Ah. No, factory Glock sights don't have a wide rear notch. They have a narrow rear notch and a fucking huge front sight. Here's something you can do for fun...someday when you've taken those plastic slot fillers off the gun actually try and put the front sight in the rear notch of the Glock sights. You'll find that the front sight is actually WIDER than the rear notch. Ain't that just a bowl of peaches?
The Novak sights are predicated upon a sight picture that is a bit more sane. They will have a wider rear notch around the front sight than you're used to on the Glock sights. With the wider notch it can sometimes be more difficult to tell that your sights are slightly misaligned. I use Warren sights on my M&P's. Warrens have a massively open rear notch which is great for helping to track the sights at speed, but when shooting bullseye if I don't pay very close attention to my sights I can easily push shots to the left or the right...or high...because I don't have the front sight situated exactly right in the rear notch. At closer ranges this isn't much of a problem because even with a misaligned sight picture you can still hit more or less the center of the target. At 15 yards and beyond, however, these slight misalignments start to throw shots way off.

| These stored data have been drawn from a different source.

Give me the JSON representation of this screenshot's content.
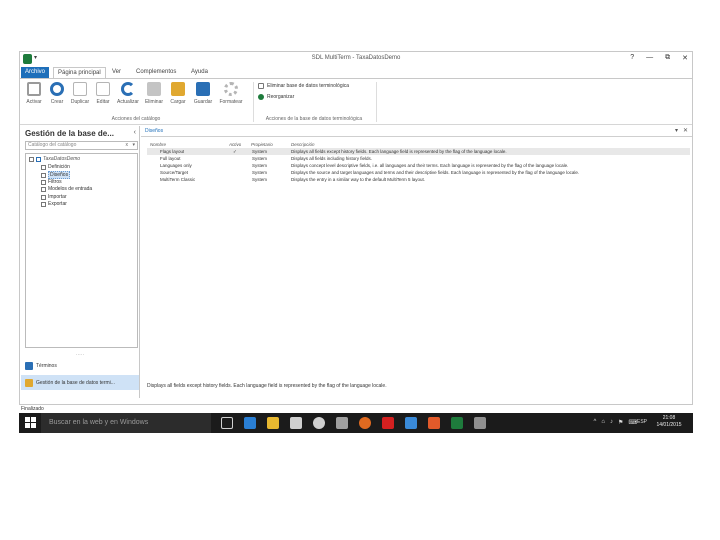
{
  "window": {
    "title": "SDL MultiTerm - TaxaDatosDemo",
    "quick_access": "▾",
    "controls": {
      "help": "?",
      "minimize": "—",
      "restore": "⧉",
      "close": "✕"
    }
  },
  "ribbon_tabs": [
    {
      "label": "Archivo"
    },
    {
      "label": "Página principal"
    },
    {
      "label": "Ver"
    },
    {
      "label": "Complementos"
    },
    {
      "label": "Ayuda"
    }
  ],
  "ribbon": {
    "buttons": [
      {
        "label": "Activar",
        "icon": "check-icon",
        "color": "#9a9a9a"
      },
      {
        "label": "Crear",
        "icon": "add-circle-icon",
        "color": "#2a6fb5"
      },
      {
        "label": "Duplicar",
        "icon": "copy-icon",
        "color": "#b5b5b5"
      },
      {
        "label": "Editar",
        "icon": "edit-icon",
        "color": "#b5b5b5"
      },
      {
        "label": "Actualizar",
        "icon": "refresh-icon",
        "color": "#2a6fb5"
      },
      {
        "label": "Eliminar",
        "icon": "delete-icon",
        "color": "#b5b5b5"
      },
      {
        "label": "Cargar",
        "icon": "open-folder-icon",
        "color": "#e0a830"
      },
      {
        "label": "Guardar",
        "icon": "save-icon",
        "color": "#2a6fb5"
      },
      {
        "label": "Formatear",
        "icon": "gear-icon",
        "color": "#b5b5b5"
      }
    ],
    "group1_label": "Acciones del catálogo",
    "group2": {
      "item1": "Eliminar base de datos terminológica",
      "item2": "Reorganizar",
      "label": "Acciones de la base de datos terminológica"
    }
  },
  "left_panel": {
    "title": "Gestión de la base de...",
    "collapse": "‹",
    "search_placeholder": "Catálogo del catálogo",
    "search_clear": "x",
    "search_arrow": "▾",
    "tree": {
      "root": "TaxaDatosDemo",
      "children": [
        {
          "label": "Definición",
          "icon": "definition-icon",
          "selected": false
        },
        {
          "label": "Diseños",
          "icon": "layout-icon",
          "selected": true
        },
        {
          "label": "Filtros",
          "icon": "filter-icon",
          "selected": false
        },
        {
          "label": "Modelos de entrada",
          "icon": "input-model-icon",
          "selected": false
        },
        {
          "label": "Importar",
          "icon": "import-icon",
          "selected": false
        },
        {
          "label": "Exportar",
          "icon": "export-icon",
          "selected": false
        }
      ]
    },
    "grip": "·····",
    "nav": [
      {
        "label": "Términos",
        "icon": "terms-icon",
        "color": "#2a6fb5",
        "active": false
      },
      {
        "label": "Gestión de la base de datos termi...",
        "icon": "termbase-admin-icon",
        "color": "#e0a830",
        "active": true
      }
    ]
  },
  "content": {
    "tab_label": "Diseños",
    "tab_controls": {
      "dropdown": "▾",
      "close": "✕"
    },
    "columns": [
      "Nombre",
      "Activo",
      "Propietario",
      "Descripción"
    ],
    "rows": [
      {
        "name": "Flags layout",
        "active": "✓",
        "owner": "System",
        "description": "Displays all fields except history fields. Each language field is represented by the flag of the language locale."
      },
      {
        "name": "Full layout",
        "active": "",
        "owner": "System",
        "description": "Displays all fields including history fields."
      },
      {
        "name": "Languages only",
        "active": "",
        "owner": "System",
        "description": "Displays concept level descriptive fields, i.e. all languages and their terms. Each language is represented by the flag of the language locale."
      },
      {
        "name": "Source/Target",
        "active": "",
        "owner": "System",
        "description": "Displays the source and target languages and terms and their descriptive fields. Each language is represented by the flag of the language locale."
      },
      {
        "name": "MultiTerm Classic",
        "active": "",
        "owner": "System",
        "description": "Displays the entry in a similar way to the default MultiTerm 5 layout."
      }
    ],
    "selected_description": "Displays all fields except history fields. Each language field is represented by the flag of the language locale."
  },
  "status_bar": {
    "text": "Finalizado"
  },
  "taskbar": {
    "search_placeholder": "Buscar en la web y en Windows",
    "apps": [
      {
        "icon": "task-view-icon",
        "color": "#d0d0d0"
      },
      {
        "icon": "edge-icon",
        "color": "#2a7fd4"
      },
      {
        "icon": "file-explorer-icon",
        "color": "#e8b830"
      },
      {
        "icon": "store-icon",
        "color": "#d0d0d0"
      },
      {
        "icon": "chrome-icon",
        "color": "#d0d0d0"
      },
      {
        "icon": "media-icon",
        "color": "#a0a0a0"
      },
      {
        "icon": "firefox-icon",
        "color": "#e06a20"
      },
      {
        "icon": "acrobat-icon",
        "color": "#d42020"
      },
      {
        "icon": "photo-icon",
        "color": "#3a8ad8"
      },
      {
        "icon": "office-icon",
        "color": "#e25a2a"
      },
      {
        "icon": "multiterm-icon",
        "color": "#1e7b3c"
      },
      {
        "icon": "tool-icon",
        "color": "#909090"
      }
    ],
    "tray": {
      "chevron": "^",
      "network": "⌂",
      "volume": "♪",
      "flag": "⚑",
      "keyboard": "⌨"
    },
    "language": "ESP",
    "time": "21:08",
    "date": "14/01/2015"
  }
}
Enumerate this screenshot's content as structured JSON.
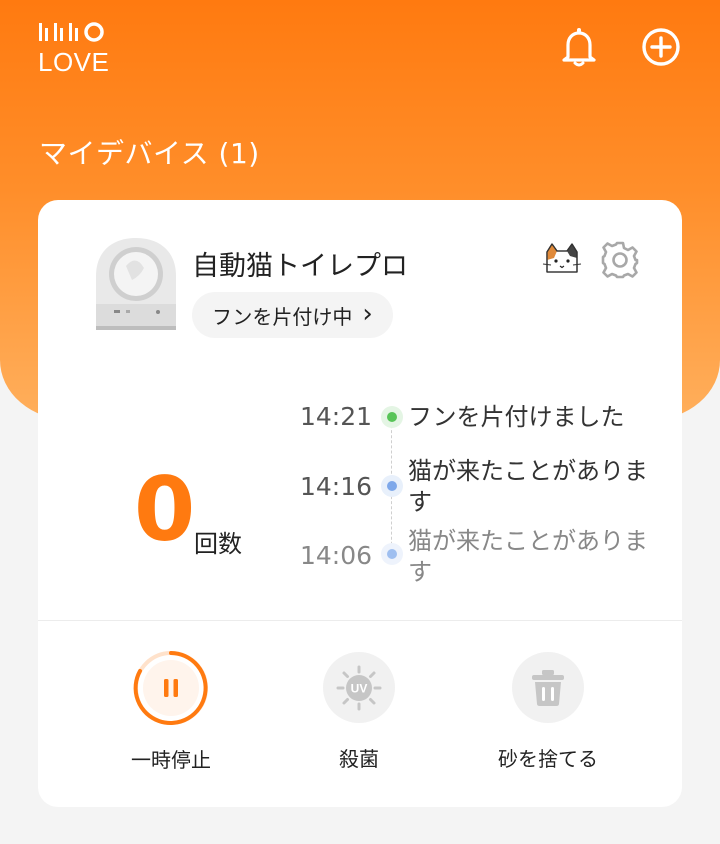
{
  "header": {
    "logo_text": "LOVE",
    "bell_icon": "bell-icon",
    "add_icon": "plus-circle-icon"
  },
  "section": {
    "title": "マイデバイス (1)"
  },
  "device": {
    "name": "自動猫トイレプロ",
    "status": "フンを片付け中",
    "status_chevron": "›",
    "count_value": "0",
    "count_unit": "回数"
  },
  "timeline": [
    {
      "time": "14:21",
      "event": "フンを片付けました",
      "color": "#58c458",
      "ring": "#e4f5e4"
    },
    {
      "time": "14:16",
      "event": "猫が来たことがあります",
      "color": "#7ea8ea",
      "ring": "#e8f0fb"
    },
    {
      "time": "14:06",
      "event": "猫が来たことがあります",
      "color": "#9fbff0",
      "ring": "#eef3fc"
    }
  ],
  "actions": {
    "pause_label": "一時停止",
    "uv_label": "殺菌",
    "uv_badge": "UV",
    "discard_label": "砂を捨てる"
  },
  "colors": {
    "accent": "#ff7a10",
    "card": "#ffffff",
    "background": "#f4f4f4"
  }
}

Try getting an absolute hard focus on the front sight, even if you have to close one eye to do it. Get a perfect sight alignment (top of front sight even with top of rear, equal amounts of light on both sides of the front sight) and keep it while executing a perfect trigger press. See if that doesn't get you on target.
Quoted:
No, I literally changed my shooting stance as well which made the sights somewhat easier to see and I was using the pad of my finger.
I'm at a loss to understand how a change in stance made your sights easier to see, but if that's what's allowing you to see what you need to see to put bullets where they need to go, rock on.
When it comes to these sorts of things the first question is whether it's you or the gun. I think we've established that it's something about you...then we have to figure out what. With that last statement I think we can say that it's probably the way you are seeing the sights more than anything else. Somehow you are misaligning the sights.
Let me ask you this: When you normally shoot, what is the lighting like? Bright sunlight on an outdoor range? Poorly lit indoor range? Etc. When you were shooting the M&P were you under the same conditions as you normally shoot?